If you’re not set on a particular destination but just know you want to get away for the summer, you should use Explore function of Google Flights. The free service lets you see which destination has the cheapest airfare.
The Explore function allows you to search with specific dates or with flexible dates within a given month. You can choose your city of origin and let Google do the work for you. From there, you can simply click on the destination that appeals to you and fits your budget and proceed to book your flights.
Google Flights also lets you set fare alerts and will email you if and when the cost of a given ticket increases or decreases. This is especially useful if you set alerts months in advance when you’re planning to travel so you can jump on a good deal if it comes along.

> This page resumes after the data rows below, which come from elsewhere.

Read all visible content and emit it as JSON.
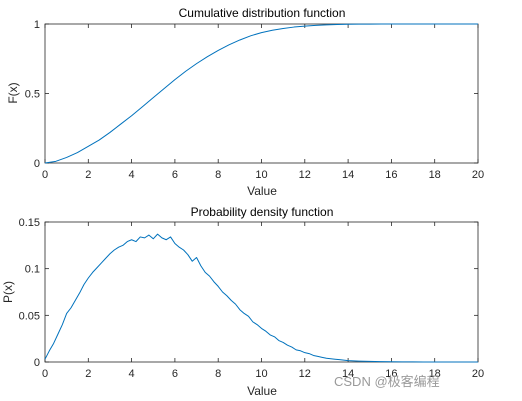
{
  "watermark": "CSDN @极客编程",
  "chart_data": [
    {
      "type": "line",
      "title": "Cumulative distribution function",
      "xlabel": "Value",
      "ylabel": "F(x)",
      "xlim": [
        0,
        20
      ],
      "ylim": [
        0,
        1
      ],
      "xticks": [
        "0",
        "2",
        "4",
        "6",
        "8",
        "10",
        "12",
        "14",
        "16",
        "18",
        "20"
      ],
      "yticks": [
        "0",
        "0.5",
        "1"
      ],
      "xtick_values": [
        0,
        2,
        4,
        6,
        8,
        10,
        12,
        14,
        16,
        18,
        20
      ],
      "ytick_values": [
        0,
        0.5,
        1
      ],
      "grid": false,
      "color": "#0072BD",
      "series": [
        {
          "x": [
            0,
            0.5,
            1,
            1.5,
            2,
            2.5,
            3,
            3.5,
            4,
            4.5,
            5,
            5.5,
            6,
            6.5,
            7,
            7.5,
            8,
            8.5,
            9,
            9.5,
            10,
            10.5,
            11,
            11.5,
            12,
            12.5,
            13,
            13.5,
            14,
            14.5,
            15,
            16,
            17,
            18,
            19,
            20
          ],
          "values": [
            0,
            0.012,
            0.04,
            0.075,
            0.12,
            0.165,
            0.22,
            0.28,
            0.34,
            0.405,
            0.47,
            0.535,
            0.6,
            0.66,
            0.715,
            0.765,
            0.81,
            0.85,
            0.885,
            0.915,
            0.938,
            0.955,
            0.968,
            0.978,
            0.985,
            0.99,
            0.994,
            0.996,
            0.998,
            0.999,
            0.9995,
            1,
            1,
            1,
            1,
            1
          ]
        }
      ]
    },
    {
      "type": "line",
      "title": "Probability density function",
      "xlabel": "Value",
      "ylabel": "P(x)",
      "xlim": [
        0,
        20
      ],
      "ylim": [
        0,
        0.15
      ],
      "xticks": [
        "0",
        "2",
        "4",
        "6",
        "8",
        "10",
        "12",
        "14",
        "16",
        "18",
        "20"
      ],
      "yticks": [
        "0",
        "0.05",
        "0.1",
        "0.15"
      ],
      "xtick_values": [
        0,
        2,
        4,
        6,
        8,
        10,
        12,
        14,
        16,
        18,
        20
      ],
      "ytick_values": [
        0,
        0.05,
        0.1,
        0.15
      ],
      "grid": false,
      "color": "#0072BD",
      "series": [
        {
          "x": [
            0,
            0.2,
            0.4,
            0.6,
            0.8,
            1,
            1.2,
            1.4,
            1.6,
            1.8,
            2,
            2.2,
            2.4,
            2.6,
            2.8,
            3,
            3.2,
            3.4,
            3.6,
            3.8,
            4,
            4.2,
            4.4,
            4.6,
            4.8,
            5,
            5.2,
            5.4,
            5.6,
            5.8,
            6,
            6.2,
            6.4,
            6.6,
            6.8,
            7,
            7.2,
            7.4,
            7.6,
            7.8,
            8,
            8.2,
            8.4,
            8.6,
            8.8,
            9,
            9.2,
            9.4,
            9.6,
            9.8,
            10,
            10.2,
            10.4,
            10.6,
            10.8,
            11,
            11.2,
            11.4,
            11.6,
            11.8,
            12,
            12.2,
            12.4,
            12.6,
            12.8,
            13,
            13.2,
            13.4,
            13.6,
            13.8,
            14,
            14.5,
            15,
            15.5,
            16,
            16.5,
            17,
            17.5,
            18,
            19,
            20
          ],
          "values": [
            0.003,
            0.012,
            0.02,
            0.03,
            0.04,
            0.052,
            0.058,
            0.066,
            0.074,
            0.083,
            0.09,
            0.096,
            0.101,
            0.106,
            0.111,
            0.116,
            0.12,
            0.123,
            0.125,
            0.129,
            0.131,
            0.129,
            0.134,
            0.133,
            0.136,
            0.132,
            0.137,
            0.133,
            0.131,
            0.134,
            0.127,
            0.123,
            0.12,
            0.115,
            0.108,
            0.112,
            0.103,
            0.096,
            0.092,
            0.086,
            0.081,
            0.075,
            0.071,
            0.066,
            0.062,
            0.056,
            0.052,
            0.049,
            0.043,
            0.04,
            0.036,
            0.033,
            0.029,
            0.027,
            0.023,
            0.021,
            0.018,
            0.016,
            0.013,
            0.012,
            0.01,
            0.009,
            0.007,
            0.006,
            0.005,
            0.004,
            0.0035,
            0.003,
            0.0025,
            0.002,
            0.0015,
            0.001,
            0.0007,
            0.0004,
            0.0002,
            0.0001,
            0.0001,
            0,
            0,
            0,
            0
          ]
        }
      ]
    }
  ]
}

Alternatively, there are services that help you find cheap flights. Premium Thrifty Traveler and Scott’s Cheap Flights are two of our favorites membership-based tools that help you identify cheap deals. With each of the services, you can subscribe to receive daily flight offers in your inbox.

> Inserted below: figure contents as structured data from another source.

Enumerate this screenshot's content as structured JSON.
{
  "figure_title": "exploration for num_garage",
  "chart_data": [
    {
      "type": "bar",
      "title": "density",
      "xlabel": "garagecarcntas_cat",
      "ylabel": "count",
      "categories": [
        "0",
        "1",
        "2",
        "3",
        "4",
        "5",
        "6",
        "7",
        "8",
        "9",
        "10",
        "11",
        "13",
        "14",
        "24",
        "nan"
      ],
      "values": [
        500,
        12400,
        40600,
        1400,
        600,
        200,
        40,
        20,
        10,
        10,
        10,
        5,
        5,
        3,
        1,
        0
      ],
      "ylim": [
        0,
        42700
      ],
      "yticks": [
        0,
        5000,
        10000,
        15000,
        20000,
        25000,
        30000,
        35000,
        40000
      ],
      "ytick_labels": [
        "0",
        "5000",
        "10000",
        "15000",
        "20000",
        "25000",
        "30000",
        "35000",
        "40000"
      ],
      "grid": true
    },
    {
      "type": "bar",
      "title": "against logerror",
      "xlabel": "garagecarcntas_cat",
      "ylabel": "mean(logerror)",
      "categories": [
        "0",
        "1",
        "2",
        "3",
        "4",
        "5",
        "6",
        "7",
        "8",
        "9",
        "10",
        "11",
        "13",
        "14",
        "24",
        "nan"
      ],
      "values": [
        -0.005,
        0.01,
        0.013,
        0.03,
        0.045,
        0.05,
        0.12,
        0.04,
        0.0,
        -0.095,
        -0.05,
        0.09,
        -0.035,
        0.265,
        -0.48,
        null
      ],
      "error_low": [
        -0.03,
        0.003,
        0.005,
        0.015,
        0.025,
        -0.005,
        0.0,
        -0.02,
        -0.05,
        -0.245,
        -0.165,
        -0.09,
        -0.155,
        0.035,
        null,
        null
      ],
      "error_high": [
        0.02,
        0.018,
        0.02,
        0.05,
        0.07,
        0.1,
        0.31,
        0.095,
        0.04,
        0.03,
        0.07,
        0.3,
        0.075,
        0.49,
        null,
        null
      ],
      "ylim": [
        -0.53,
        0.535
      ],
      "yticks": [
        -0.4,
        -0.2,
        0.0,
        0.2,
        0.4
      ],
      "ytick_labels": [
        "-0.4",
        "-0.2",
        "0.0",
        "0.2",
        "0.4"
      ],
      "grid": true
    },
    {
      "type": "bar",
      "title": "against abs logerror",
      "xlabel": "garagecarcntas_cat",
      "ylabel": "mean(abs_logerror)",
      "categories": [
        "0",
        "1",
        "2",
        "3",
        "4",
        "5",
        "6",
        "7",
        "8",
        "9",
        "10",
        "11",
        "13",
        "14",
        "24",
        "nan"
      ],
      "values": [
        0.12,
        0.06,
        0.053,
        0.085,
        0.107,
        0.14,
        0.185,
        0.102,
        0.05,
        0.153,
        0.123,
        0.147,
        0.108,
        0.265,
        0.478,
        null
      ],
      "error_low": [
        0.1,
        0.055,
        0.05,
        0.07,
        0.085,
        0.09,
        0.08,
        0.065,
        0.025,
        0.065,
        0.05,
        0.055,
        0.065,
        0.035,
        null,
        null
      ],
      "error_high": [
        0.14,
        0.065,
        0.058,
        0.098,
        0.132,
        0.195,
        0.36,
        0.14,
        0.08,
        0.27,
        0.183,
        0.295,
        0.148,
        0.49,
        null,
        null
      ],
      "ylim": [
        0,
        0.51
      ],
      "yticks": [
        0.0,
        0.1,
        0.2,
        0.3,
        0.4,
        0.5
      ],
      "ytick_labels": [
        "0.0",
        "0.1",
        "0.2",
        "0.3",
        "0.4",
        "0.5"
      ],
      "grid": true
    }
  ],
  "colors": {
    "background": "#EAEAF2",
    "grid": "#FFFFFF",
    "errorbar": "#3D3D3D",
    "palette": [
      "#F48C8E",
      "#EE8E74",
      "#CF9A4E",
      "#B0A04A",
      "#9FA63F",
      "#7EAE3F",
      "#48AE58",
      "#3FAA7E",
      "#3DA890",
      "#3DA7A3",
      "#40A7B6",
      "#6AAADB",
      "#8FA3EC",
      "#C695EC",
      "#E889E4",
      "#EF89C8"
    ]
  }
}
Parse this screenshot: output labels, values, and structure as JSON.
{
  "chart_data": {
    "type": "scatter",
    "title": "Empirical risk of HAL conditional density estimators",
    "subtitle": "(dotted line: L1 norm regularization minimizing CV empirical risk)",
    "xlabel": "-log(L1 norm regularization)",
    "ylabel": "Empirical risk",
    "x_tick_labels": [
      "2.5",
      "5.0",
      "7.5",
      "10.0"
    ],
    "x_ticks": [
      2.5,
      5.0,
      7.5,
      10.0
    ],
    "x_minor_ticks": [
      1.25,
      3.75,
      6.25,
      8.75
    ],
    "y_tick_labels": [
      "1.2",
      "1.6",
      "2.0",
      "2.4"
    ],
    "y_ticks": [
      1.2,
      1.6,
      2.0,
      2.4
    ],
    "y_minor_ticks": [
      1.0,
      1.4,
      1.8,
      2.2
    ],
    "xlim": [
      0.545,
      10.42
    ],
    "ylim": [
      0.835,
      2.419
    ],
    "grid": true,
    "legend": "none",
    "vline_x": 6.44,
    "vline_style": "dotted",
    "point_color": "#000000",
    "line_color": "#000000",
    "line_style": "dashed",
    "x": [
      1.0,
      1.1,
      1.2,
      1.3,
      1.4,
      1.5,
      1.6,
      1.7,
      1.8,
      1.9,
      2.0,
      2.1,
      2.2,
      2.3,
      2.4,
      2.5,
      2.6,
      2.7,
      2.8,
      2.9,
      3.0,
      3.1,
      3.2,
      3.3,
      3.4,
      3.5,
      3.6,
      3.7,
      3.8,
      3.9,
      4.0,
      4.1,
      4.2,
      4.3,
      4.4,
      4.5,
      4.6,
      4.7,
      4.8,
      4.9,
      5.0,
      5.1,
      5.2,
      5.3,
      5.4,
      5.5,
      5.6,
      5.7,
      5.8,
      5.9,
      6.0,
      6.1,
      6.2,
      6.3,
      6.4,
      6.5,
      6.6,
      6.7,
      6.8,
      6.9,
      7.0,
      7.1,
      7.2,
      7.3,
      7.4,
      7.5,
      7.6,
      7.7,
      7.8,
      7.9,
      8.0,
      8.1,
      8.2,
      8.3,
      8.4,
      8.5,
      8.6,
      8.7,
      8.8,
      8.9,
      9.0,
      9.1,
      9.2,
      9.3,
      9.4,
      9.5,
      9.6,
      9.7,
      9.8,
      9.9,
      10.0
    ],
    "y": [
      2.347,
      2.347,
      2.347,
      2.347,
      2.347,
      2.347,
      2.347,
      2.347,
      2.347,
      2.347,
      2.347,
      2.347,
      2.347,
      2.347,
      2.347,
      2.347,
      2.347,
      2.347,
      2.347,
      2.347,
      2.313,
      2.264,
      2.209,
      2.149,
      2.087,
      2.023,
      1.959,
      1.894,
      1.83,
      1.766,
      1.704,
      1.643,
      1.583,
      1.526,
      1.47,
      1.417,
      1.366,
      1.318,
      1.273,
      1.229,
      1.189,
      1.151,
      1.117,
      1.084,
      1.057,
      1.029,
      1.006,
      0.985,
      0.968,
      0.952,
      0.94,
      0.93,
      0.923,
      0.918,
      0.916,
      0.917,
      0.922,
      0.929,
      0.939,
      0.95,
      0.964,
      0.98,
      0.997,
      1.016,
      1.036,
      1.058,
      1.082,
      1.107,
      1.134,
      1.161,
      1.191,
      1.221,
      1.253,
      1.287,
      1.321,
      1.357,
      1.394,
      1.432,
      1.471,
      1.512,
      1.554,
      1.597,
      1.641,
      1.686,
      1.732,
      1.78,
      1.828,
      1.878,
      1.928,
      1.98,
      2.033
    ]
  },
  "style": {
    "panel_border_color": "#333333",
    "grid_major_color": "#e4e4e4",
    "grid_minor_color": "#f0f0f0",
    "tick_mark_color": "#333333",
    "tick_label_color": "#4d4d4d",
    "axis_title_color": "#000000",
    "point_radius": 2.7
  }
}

Many low-cost airlines have made strides in recent years to improve both their operations and the customer experience. However, while they may offer cheap rates, they have been known to charge hefty fees for all the extras you might want, like checked baggageseat selection, hand luggage and, in some cases, even water.
And while “traditional” carriers like American, Delta, and United have emulated the low-cost experience with basic economy fares, you can avoid them simply by purchasing a “regular” economy ticket. But if you choose to fly with a low-cost carrier, you run a greater risk of being delayed or even stranded if weather conditions or other factors impede your flights.
Legacy carriers typically have larger fleets and higher flight frequencies, which means you have a better chance of getting to your final destination if something goes wrong on the day of travel.
Use your points and miles
If you’re not having much luck finding flights that fit your budget, you can turn to whatever points or miles you have by flying or spending on a credit card with travel rewards.
All major US airlines have their own loyalty programs. If you flew with American, Delta, United, South West or JetBlue, for example, in the past and have added your frequent flyer number to the reservation, you will have been rewarded with points and miles in exchange for your business.
And if you’ve accrued enough points and miles in your accounts that have been sitting dormant throughout the pandemic, summer may be the best time to use them.
For example, you could use your United Airlines MileagePlus miles on a flight from New York to San Francisco this summer. A six-day round-trip nonstop flight in July will cost you 61,000 miles and just $11.20 in taxes and fees instead of $811 for the same flights.
Even if you don’t always get the most out of your miles, if you want to save money, it’s a no-brainer.
Also remember that if you don’t have enough United miles in your account at the moment, you can also transfer them from Chase Ultimate Rewards Program. If you have a Chase Sapphire Card and earn Ultimate Rewards, those points transfer instantly to United Airlines at a 1-to-1 rate.
In general, it’s easier to use points and miles to book flights at popular travel times when you book well in advance, but as the example above shows, if you have some flexibility and you’ve saved points and miles, you may even find some great deals. at this stage of the game.
The summer season has arrived and millions of Americans are heading out to celebrate. If you haven’t made your travel plans yet, now is the time to do so. Although summer is usually an expensive time to travel, it is still possible to find affordable plane tickets for this year.